Mongrel Fri Dec 07, 2012 6:24 pm
Lorenzzo wrote:I tried out some of these recently and would like to report my findings.
The tees were generally easy to stick in the ground and constently supported the ball. Occasionally they break.
Yes, I use them also. And I have since my first golf hole, a 395 yard par 4, played in the late spring of 1955. So I have been playing long enough to be somewhat familiar with the evolution of the wooden tee. To not belabour this fascinating subject, the earliest tees were made from very durable hardwoods and it was unusual to snap one with a wood. The custom teeing off with irons was and still mostly is to use already broken tees. Fast forward to today and the wooden tees you can buy at Walmart or Golf Galaxy are notable for two things: they are very expensive compared to what they cost a decade or two ago and the wood is no longer very durable. I blame the Communist Russia-inspired Green Movement for this since the entire Golf World seems to have embraced with all eight of its arms the "Sustainability" movement and touts the modern tees as being bio-degradeable. What gets me is that on nine out of ten tee shots I make with driver, the bloody fooking tee snaps. And I am only coming through the shot in the mid 90's at most.

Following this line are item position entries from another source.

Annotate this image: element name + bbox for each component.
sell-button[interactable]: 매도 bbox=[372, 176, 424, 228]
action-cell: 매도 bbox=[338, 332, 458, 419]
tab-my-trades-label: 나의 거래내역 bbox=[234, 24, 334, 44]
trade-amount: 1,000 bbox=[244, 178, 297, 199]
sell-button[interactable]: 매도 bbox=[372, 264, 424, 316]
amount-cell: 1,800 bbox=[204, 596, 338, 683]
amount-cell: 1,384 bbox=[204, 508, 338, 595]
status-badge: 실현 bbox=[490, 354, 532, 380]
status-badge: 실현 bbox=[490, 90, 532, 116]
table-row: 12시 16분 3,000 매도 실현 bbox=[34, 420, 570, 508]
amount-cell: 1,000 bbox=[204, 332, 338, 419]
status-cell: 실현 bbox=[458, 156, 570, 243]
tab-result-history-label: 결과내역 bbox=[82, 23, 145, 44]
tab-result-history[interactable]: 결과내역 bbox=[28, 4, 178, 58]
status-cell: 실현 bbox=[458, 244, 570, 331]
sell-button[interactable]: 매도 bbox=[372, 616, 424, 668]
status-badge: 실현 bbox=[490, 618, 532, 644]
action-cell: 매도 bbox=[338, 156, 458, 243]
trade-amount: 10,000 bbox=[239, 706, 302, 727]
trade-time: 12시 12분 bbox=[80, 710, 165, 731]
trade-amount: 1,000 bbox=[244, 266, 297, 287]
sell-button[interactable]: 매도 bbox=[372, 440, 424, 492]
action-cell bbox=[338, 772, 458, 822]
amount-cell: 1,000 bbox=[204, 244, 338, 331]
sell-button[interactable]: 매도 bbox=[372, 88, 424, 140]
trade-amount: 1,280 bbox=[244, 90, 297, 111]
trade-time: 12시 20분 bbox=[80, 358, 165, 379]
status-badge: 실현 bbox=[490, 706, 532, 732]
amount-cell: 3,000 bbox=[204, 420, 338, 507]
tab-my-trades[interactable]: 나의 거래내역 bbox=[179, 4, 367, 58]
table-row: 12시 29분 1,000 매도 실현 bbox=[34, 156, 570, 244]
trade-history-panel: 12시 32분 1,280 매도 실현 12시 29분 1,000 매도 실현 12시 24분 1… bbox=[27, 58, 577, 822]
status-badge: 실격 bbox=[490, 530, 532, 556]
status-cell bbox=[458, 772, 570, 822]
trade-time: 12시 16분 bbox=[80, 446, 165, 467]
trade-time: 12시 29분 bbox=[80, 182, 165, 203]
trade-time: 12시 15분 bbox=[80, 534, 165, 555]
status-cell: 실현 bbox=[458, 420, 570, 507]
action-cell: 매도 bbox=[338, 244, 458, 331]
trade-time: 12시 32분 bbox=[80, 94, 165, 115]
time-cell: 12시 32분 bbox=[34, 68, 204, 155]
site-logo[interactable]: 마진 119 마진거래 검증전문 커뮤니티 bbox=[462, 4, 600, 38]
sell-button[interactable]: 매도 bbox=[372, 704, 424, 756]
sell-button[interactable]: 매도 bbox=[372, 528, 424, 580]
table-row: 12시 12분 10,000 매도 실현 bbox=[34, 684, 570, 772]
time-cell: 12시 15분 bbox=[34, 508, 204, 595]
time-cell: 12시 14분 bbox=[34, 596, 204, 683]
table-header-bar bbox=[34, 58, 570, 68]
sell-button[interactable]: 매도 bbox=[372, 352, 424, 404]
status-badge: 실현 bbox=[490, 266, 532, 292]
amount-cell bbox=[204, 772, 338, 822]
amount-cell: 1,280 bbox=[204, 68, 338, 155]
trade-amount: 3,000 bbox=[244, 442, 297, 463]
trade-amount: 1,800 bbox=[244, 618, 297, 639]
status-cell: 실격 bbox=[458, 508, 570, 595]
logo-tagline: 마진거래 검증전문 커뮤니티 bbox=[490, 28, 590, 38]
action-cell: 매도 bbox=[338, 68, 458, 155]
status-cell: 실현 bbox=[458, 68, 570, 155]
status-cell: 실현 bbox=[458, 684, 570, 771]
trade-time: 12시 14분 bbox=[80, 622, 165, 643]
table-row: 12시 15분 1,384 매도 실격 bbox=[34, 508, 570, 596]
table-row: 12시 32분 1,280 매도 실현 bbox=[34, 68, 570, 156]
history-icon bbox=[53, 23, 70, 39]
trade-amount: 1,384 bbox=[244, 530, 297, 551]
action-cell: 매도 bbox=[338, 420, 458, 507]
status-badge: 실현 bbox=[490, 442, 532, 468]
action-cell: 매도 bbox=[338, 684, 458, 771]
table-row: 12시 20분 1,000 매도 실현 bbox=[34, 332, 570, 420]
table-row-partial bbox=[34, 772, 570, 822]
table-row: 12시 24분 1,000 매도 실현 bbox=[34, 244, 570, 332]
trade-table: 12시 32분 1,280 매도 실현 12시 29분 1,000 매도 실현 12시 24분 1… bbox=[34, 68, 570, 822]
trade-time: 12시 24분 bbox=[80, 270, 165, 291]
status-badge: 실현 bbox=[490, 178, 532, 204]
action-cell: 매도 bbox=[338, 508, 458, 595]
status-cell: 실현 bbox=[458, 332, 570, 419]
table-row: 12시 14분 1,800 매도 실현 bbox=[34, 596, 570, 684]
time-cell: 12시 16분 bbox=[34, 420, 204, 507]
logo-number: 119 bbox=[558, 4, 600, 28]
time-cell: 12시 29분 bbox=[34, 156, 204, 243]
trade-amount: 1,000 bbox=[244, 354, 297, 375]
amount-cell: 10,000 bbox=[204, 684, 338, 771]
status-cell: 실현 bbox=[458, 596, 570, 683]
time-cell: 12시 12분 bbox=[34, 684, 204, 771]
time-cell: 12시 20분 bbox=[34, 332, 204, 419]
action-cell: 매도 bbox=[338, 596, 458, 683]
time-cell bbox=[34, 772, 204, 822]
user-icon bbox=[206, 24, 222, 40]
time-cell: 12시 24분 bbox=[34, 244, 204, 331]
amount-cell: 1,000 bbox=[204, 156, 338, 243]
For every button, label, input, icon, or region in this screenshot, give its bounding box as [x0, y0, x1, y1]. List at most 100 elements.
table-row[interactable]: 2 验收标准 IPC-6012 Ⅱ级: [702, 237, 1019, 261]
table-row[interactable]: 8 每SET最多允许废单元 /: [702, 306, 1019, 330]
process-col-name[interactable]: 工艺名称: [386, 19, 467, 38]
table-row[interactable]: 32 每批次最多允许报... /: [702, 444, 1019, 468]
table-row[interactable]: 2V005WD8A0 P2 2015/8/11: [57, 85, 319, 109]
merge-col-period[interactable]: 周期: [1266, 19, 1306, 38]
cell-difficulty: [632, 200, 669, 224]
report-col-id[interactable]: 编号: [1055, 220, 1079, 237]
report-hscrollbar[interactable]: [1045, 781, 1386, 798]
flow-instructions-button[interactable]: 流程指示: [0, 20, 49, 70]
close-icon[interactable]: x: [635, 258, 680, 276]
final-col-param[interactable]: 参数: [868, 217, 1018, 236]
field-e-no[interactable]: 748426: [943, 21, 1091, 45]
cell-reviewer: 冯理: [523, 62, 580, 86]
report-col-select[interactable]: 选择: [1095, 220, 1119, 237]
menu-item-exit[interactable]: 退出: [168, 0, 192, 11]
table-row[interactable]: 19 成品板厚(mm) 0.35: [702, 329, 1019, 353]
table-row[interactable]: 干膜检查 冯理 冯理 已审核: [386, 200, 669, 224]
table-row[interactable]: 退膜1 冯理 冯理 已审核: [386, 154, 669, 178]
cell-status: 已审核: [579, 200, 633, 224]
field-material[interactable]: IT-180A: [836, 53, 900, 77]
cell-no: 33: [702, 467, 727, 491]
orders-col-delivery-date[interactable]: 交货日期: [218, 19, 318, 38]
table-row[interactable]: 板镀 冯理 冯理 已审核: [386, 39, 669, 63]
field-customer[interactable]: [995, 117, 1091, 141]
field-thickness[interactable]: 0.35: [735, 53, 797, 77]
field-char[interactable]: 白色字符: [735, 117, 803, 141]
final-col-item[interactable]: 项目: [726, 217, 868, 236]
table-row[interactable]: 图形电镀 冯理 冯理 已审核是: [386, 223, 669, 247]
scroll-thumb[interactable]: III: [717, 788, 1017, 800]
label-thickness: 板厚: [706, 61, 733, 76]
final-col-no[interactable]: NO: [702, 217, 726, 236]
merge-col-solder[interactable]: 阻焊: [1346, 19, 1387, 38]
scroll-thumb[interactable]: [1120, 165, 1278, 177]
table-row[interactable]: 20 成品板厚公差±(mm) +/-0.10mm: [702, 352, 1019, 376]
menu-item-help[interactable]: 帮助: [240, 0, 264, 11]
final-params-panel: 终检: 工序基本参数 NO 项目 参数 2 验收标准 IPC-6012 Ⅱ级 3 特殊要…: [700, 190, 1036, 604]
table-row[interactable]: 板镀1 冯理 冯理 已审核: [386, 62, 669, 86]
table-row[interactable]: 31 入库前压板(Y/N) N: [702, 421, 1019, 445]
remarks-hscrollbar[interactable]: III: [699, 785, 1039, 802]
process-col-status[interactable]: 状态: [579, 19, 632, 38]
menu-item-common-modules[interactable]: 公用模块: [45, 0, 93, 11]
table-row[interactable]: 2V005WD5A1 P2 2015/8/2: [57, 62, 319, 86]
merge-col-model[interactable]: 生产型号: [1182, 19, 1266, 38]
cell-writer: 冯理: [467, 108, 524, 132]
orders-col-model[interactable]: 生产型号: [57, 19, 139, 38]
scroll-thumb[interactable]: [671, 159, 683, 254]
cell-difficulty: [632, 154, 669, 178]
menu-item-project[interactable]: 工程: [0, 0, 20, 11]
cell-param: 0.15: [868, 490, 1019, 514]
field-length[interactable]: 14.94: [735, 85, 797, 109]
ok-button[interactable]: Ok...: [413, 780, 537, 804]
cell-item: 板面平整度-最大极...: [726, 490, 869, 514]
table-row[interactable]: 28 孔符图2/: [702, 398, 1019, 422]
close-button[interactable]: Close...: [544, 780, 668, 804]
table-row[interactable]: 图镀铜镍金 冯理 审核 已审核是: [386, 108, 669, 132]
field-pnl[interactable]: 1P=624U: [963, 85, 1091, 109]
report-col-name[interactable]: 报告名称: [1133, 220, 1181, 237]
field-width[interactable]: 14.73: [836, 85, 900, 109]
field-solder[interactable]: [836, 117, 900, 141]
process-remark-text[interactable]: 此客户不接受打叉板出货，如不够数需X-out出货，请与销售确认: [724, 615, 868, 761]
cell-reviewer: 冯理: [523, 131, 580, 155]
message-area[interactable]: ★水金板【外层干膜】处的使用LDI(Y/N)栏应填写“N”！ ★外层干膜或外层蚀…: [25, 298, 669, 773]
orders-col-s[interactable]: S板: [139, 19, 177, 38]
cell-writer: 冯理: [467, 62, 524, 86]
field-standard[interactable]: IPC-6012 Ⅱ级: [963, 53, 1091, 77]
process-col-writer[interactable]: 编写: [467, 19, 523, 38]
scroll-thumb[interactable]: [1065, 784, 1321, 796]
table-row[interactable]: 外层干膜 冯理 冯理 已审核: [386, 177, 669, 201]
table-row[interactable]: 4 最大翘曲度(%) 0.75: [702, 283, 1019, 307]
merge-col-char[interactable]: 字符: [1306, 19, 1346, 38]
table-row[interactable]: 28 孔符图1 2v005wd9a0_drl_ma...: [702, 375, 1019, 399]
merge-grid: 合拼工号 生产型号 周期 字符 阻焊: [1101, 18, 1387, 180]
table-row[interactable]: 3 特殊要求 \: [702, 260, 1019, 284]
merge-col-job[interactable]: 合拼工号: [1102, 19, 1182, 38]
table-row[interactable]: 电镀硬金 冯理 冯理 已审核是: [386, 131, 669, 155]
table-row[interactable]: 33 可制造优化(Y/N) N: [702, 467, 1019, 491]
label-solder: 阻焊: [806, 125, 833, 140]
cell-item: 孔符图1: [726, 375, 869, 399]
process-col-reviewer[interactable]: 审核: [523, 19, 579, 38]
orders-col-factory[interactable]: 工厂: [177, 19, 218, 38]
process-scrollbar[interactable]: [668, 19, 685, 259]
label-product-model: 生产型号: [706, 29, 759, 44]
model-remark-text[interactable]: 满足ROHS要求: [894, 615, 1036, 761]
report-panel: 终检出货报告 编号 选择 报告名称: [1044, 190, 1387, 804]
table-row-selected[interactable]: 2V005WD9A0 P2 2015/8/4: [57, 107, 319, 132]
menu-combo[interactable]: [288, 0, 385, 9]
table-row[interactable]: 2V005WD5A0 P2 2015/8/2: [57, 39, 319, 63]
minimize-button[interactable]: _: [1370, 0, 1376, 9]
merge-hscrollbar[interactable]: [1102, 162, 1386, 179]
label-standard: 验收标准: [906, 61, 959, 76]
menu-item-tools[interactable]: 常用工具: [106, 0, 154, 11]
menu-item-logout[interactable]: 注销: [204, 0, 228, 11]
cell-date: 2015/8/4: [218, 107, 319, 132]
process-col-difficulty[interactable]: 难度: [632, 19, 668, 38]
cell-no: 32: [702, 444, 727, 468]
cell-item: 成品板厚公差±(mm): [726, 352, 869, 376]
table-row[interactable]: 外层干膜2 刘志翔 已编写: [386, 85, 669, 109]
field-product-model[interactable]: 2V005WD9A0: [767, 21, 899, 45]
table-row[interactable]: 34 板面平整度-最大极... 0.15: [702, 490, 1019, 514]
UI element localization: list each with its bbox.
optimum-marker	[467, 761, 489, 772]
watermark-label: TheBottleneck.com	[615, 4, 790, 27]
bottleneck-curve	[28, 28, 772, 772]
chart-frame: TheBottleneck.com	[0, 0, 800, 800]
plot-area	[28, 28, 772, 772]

It used to be that when you played at private clubs and non-municipal privately owned public courses, you could buy a pack of twenty or so wooden tees for a buck at most. And lots of places had tees made up with their names or the names of local sponsors such as home heating oil companies or Italian deli's and those were free.
I think that the supply of the good hardwoods that make the best tees is rapidly declining due to its use as firewood by the Morlocks of the world. A Fatwa of Genocide should be declared against them so that we may again have an inexpensive supply of durable hardwood tees. Mongrel out.